Beef is raised in many of the most sensitive and important ecosystems around the world, including the North America’s great plains, the Brazilian Amazon, the savannahs of Southern Africa and the Great Barrier Reef watershed of Australia.
With the global population expected to exceed 9 billion by 2050 and income levels rising, demand for beef is increasing and will only grow. Yet beef production requires a lot of land, water and energy, and generates considerable waste. It is thus essential to improve its sustainability globally.

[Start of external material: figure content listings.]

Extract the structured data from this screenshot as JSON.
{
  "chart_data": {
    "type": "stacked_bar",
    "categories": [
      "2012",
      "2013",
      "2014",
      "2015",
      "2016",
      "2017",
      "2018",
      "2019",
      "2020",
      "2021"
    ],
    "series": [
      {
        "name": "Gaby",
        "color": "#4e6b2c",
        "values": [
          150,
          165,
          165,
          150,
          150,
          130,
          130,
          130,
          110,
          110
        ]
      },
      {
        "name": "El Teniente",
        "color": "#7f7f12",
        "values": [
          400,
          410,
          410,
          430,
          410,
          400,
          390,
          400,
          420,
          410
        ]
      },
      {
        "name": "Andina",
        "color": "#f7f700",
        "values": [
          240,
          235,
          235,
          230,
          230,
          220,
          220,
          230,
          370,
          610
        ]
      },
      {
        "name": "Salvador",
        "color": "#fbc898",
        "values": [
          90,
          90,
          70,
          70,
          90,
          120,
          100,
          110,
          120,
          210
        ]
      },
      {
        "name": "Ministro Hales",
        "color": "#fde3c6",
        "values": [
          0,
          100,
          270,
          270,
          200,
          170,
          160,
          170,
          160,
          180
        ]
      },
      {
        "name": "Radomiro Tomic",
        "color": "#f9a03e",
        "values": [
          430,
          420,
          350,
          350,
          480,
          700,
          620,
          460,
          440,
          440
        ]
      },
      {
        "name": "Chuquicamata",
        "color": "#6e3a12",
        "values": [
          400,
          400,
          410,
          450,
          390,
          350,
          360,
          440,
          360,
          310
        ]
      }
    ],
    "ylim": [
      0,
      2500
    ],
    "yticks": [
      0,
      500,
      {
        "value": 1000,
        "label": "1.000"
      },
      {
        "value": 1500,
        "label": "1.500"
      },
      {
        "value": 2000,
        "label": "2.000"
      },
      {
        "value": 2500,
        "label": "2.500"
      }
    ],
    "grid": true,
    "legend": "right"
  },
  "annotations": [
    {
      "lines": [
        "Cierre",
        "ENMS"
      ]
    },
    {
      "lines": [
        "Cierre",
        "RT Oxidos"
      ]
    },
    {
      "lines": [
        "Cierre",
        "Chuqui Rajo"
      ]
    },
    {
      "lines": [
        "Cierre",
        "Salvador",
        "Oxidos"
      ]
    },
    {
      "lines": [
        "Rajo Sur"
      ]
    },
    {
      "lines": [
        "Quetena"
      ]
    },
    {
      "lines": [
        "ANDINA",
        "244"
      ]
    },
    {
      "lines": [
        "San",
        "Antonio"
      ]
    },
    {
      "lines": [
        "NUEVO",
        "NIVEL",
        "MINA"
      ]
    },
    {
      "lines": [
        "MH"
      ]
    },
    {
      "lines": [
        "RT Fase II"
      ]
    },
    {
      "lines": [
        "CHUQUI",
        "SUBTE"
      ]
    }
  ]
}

There are many ways beef production—when sustainably managed—can achieve conservation benefits. Grazing maintains the health of grasslands, improves soil quality with manure, and preserves open space and wildlife habitat. Additionally, carbon is sequestered in the grasses and soils of grazing lands. Beef production also provides social benefits by sustaining livelihoods and community vibrancy in rural areas where grasslands dominate. In the Northern Great Plains, for example, WWF is partnering with ranchers, recognizing that their viability is key to keeping grasslands intact. When ranchers manage land for long-term health, wildlife and people, everyone wins.
WWF envisions a global marketplace in which all beef is sustainable. By working with producers as well as companies and their supply chains to improve the sustainability of beef production, WWF is helping ensure that consumers have choices for a safe, affordable and sustainable diet.